The move was a huge positive for fans because of Kelly’s status as a fiery personality and high-octane arsenal. In a second half effort with the Dodgers last season, he posted a 1.74 ERA, 1.32 FIP, and a 0.87 WHIP.

He’s remained highly effective when both healthy and within the Dodgers’ system. But that’s not the only reason he wanted to stay with the Dodgers at this stage in his career, which he spoke on in an appearance with David Vassegh of AM 570 L.A. Sports Radio,:

“No, there wasn’t really any doubt. Like, I pretty much wanted to play for the Dodgers. I don’t really want to go anywhere any from my home anymore. Obviously, with the kids, they got me slaving over here, being Buddy the Elf, putting up lights. So it’s one of those things where my son is old enough now where he wants to stay in one school, play on one team, hang out with the same friends. I pretty much put it up to them, ‘Whenever you want dad to retire, let me know.’ For the rest of my career I’ll probably sign one-year deals and try to be a Dodger for the rest of my career.”

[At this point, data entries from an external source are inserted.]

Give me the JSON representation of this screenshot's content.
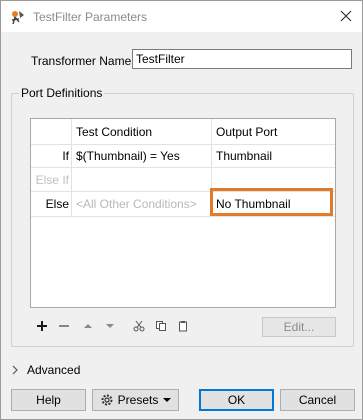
{
  "window": {
    "title": "TestFilter Parameters"
  },
  "transformer": {
    "label": "Transformer Name:",
    "value": "TestFilter"
  },
  "port_definitions": {
    "group_title": "Port Definitions",
    "headers": {
      "condition": "Test Condition",
      "output": "Output Port"
    },
    "rows": [
      {
        "label": "If",
        "condition": "$(Thumbnail) = Yes",
        "output": "Thumbnail"
      },
      {
        "label": "Else If",
        "condition": "",
        "output": ""
      },
      {
        "label": "Else",
        "condition": "<All Other Conditions>",
        "output": "No Thumbnail"
      }
    ],
    "edit_label": "Edit..."
  },
  "advanced": {
    "label": "Advanced"
  },
  "buttons": {
    "help": "Help",
    "presets": "Presets",
    "ok": "OK",
    "cancel": "Cancel"
  },
  "colors": {
    "highlight": "#e37a2a",
    "ok_border": "#0078d7"
  }
}
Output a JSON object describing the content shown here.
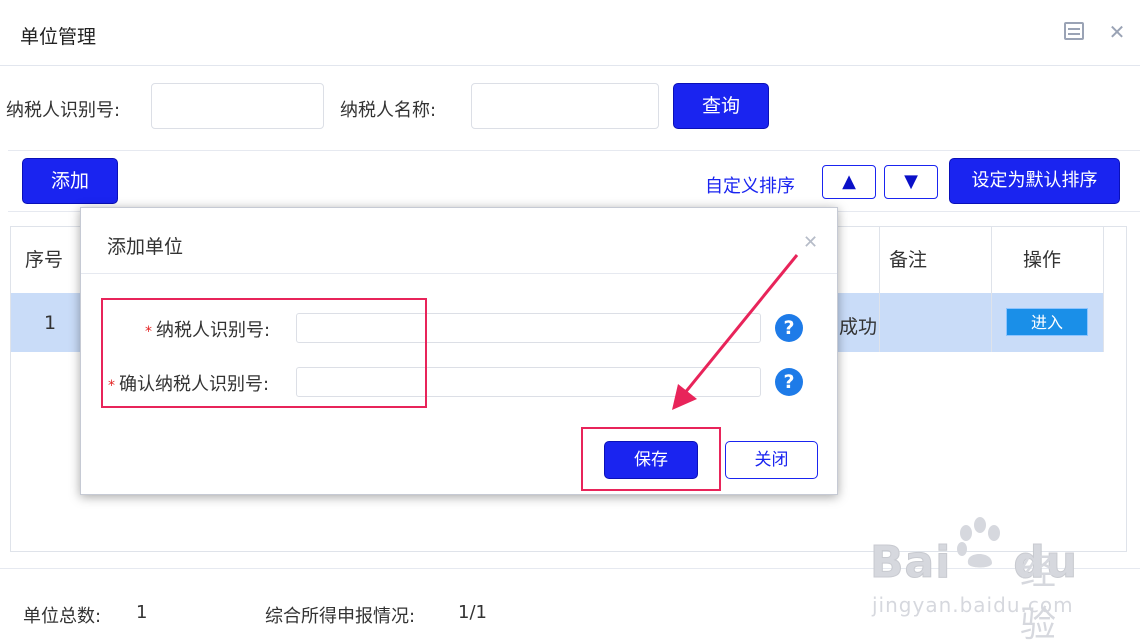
{
  "window": {
    "title": "单位管理"
  },
  "search": {
    "taxpayer_id_label": "纳税人识别号:",
    "taxpayer_id_value": "",
    "taxpayer_name_label": "纳税人名称:",
    "taxpayer_name_value": "",
    "query_button": "查询"
  },
  "toolbar": {
    "add_button": "添加",
    "custom_sort_label": "自定义排序",
    "sort_up": "▲",
    "sort_down": "▼",
    "set_default_sort_button": "设定为默认排序"
  },
  "table": {
    "columns": {
      "index": "序号",
      "remark": "备注",
      "action": "操作"
    },
    "rows": [
      {
        "index": "1",
        "status_tail": "成功",
        "remark": "",
        "action_button": "进入"
      }
    ]
  },
  "footer": {
    "unit_total_label": "单位总数:",
    "unit_total_value": "1",
    "declaration_label": "综合所得申报情况:",
    "declaration_value": "1/1"
  },
  "dialog": {
    "title": "添加单位",
    "required_mark": "*",
    "taxpayer_id_label": "纳税人识别号:",
    "confirm_taxpayer_id_label": "确认纳税人识别号:",
    "taxpayer_id_value": "",
    "confirm_taxpayer_id_value": "",
    "help_glyph": "?",
    "save_button": "保存",
    "close_button": "关闭"
  },
  "watermark": {
    "brand": "Bai",
    "brand_tail": "du",
    "brand_cn": "经验",
    "url": "jingyan.baidu.com"
  },
  "colors": {
    "primary": "#1a24f0",
    "selected_row": "#c9dcf8",
    "highlight": "#e8245a",
    "help_icon": "#1e7be8"
  },
  "icons": [
    "window-menu-icon",
    "window-close-icon",
    "dialog-close-icon",
    "help-icon",
    "paw-logo-icon"
  ]
}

The 2024 season will be his fifth with the team, and in that span, he’s carried a 3.42 ERA in 115.2 innings in the regular season. Kelly has dealt with some arm trouble in recent years, but the Dodgers and president of baseball operations Andrew Friedman feel strongly enough to sign him for $8 million.

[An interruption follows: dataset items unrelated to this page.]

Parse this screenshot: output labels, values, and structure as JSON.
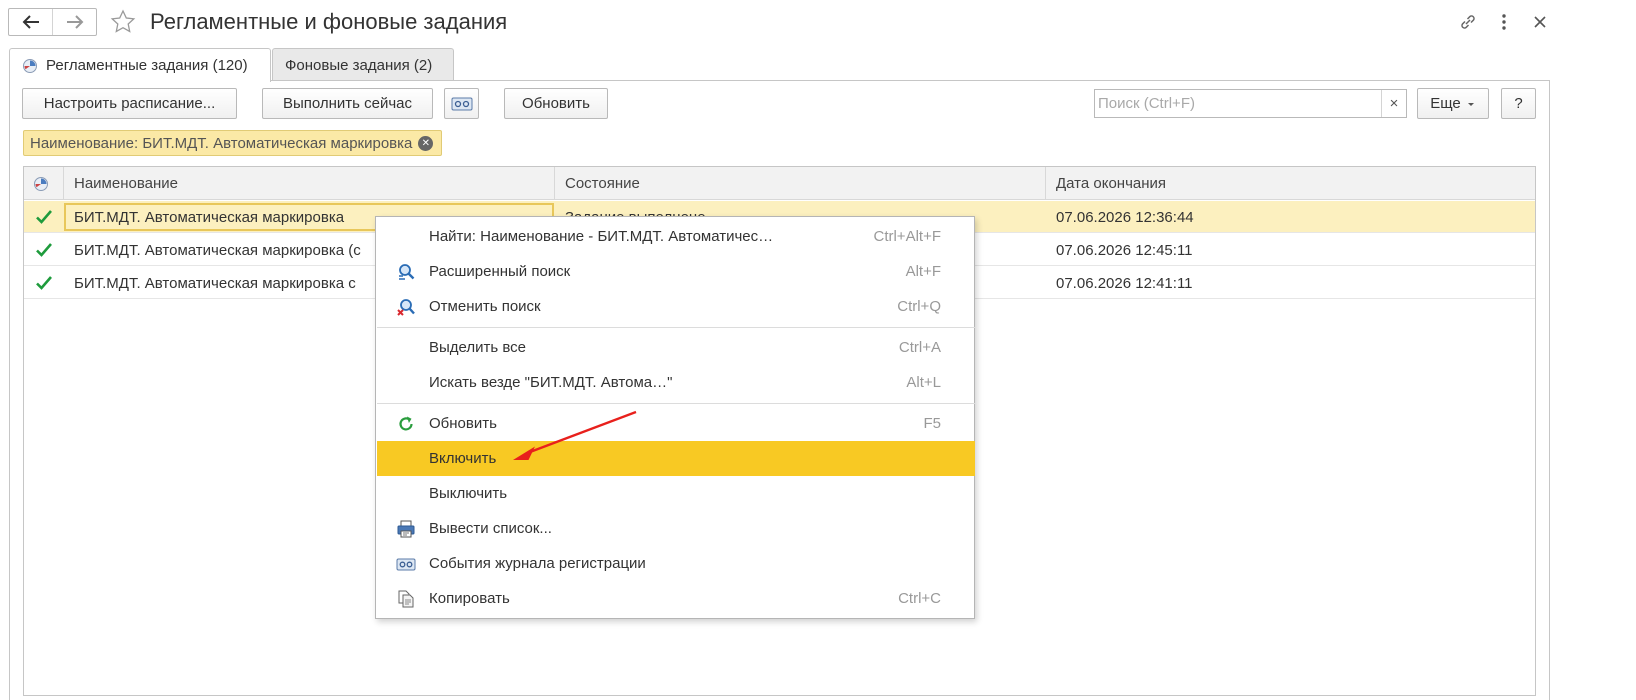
{
  "window": {
    "title": "Регламентные и фоновые задания"
  },
  "tabs": [
    {
      "label": "Регламентные задания (120)"
    },
    {
      "label": "Фоновые задания (2)"
    }
  ],
  "toolbar": {
    "schedule_label": "Настроить расписание...",
    "run_now_label": "Выполнить сейчас",
    "refresh_label": "Обновить",
    "more_label": "Еще",
    "help_label": "?"
  },
  "search": {
    "placeholder": "Поиск (Ctrl+F)",
    "value": "",
    "clear_label": "×"
  },
  "filter": {
    "label": "Наименование: БИТ.МДТ. Автоматическая маркировка"
  },
  "table": {
    "columns": [
      "Наименование",
      "Состояние",
      "Дата окончания"
    ],
    "rows": [
      {
        "name": "БИТ.МДТ. Автоматическая маркировка",
        "state": "Задание выполнено",
        "end": "07.06.2026 12:36:44"
      },
      {
        "name": "БИТ.МДТ. Автоматическая маркировка (с",
        "state": "",
        "end": "07.06.2026 12:45:11"
      },
      {
        "name": "БИТ.МДТ. Автоматическая маркировка с",
        "state": "",
        "end": "07.06.2026 12:41:11"
      }
    ]
  },
  "context_menu": {
    "items": [
      {
        "label": "Найти: Наименование - БИТ.МДТ. Автоматичес…",
        "shortcut": "Ctrl+Alt+F",
        "icon": "none"
      },
      {
        "label": "Расширенный поиск",
        "shortcut": "Alt+F",
        "icon": "advanced-search-icon"
      },
      {
        "label": "Отменить поиск",
        "shortcut": "Ctrl+Q",
        "icon": "cancel-search-icon"
      },
      {
        "label": "Выделить все",
        "shortcut": "Ctrl+A",
        "icon": "none"
      },
      {
        "label": "Искать везде \"БИТ.МДТ. Автома…\"",
        "shortcut": "Alt+L",
        "icon": "none"
      },
      {
        "label": "Обновить",
        "shortcut": "F5",
        "icon": "refresh-icon"
      },
      {
        "label": "Включить",
        "shortcut": "",
        "icon": "none"
      },
      {
        "label": "Выключить",
        "shortcut": "",
        "icon": "none"
      },
      {
        "label": "Вывести список...",
        "shortcut": "",
        "icon": "print-list-icon"
      },
      {
        "label": "События журнала регистрации",
        "shortcut": "",
        "icon": "event-log-icon"
      },
      {
        "label": "Копировать",
        "shortcut": "Ctrl+C",
        "icon": "copy-icon"
      }
    ]
  },
  "colors": {
    "highlight": "#f8c923",
    "selected_row": "#fcf0bf",
    "check_green": "#1e9b3c",
    "arrow_red": "#e8201c"
  }
}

Kelly’s logged 12 big league seasons and has more left in the tank, but it seems the decision on how long he will keep playing is his family’s decision.

How does Joe Kelly fit into Dodgers bullpen?

With Evan Phillips slotted in as the Dodgers’ closer, Kelly figures to find his home as a middle-to-backend reliever.

Brusdar Graterol had his best season, tallying a 1.20 ERA across 67.1 innings pitched, earning a trusted role with Dodgers manager Dave Roberts. Kelly has shown an ability to both miss bats, while limiting the home run ball, two qualities that have kept him effective as a big league reliever.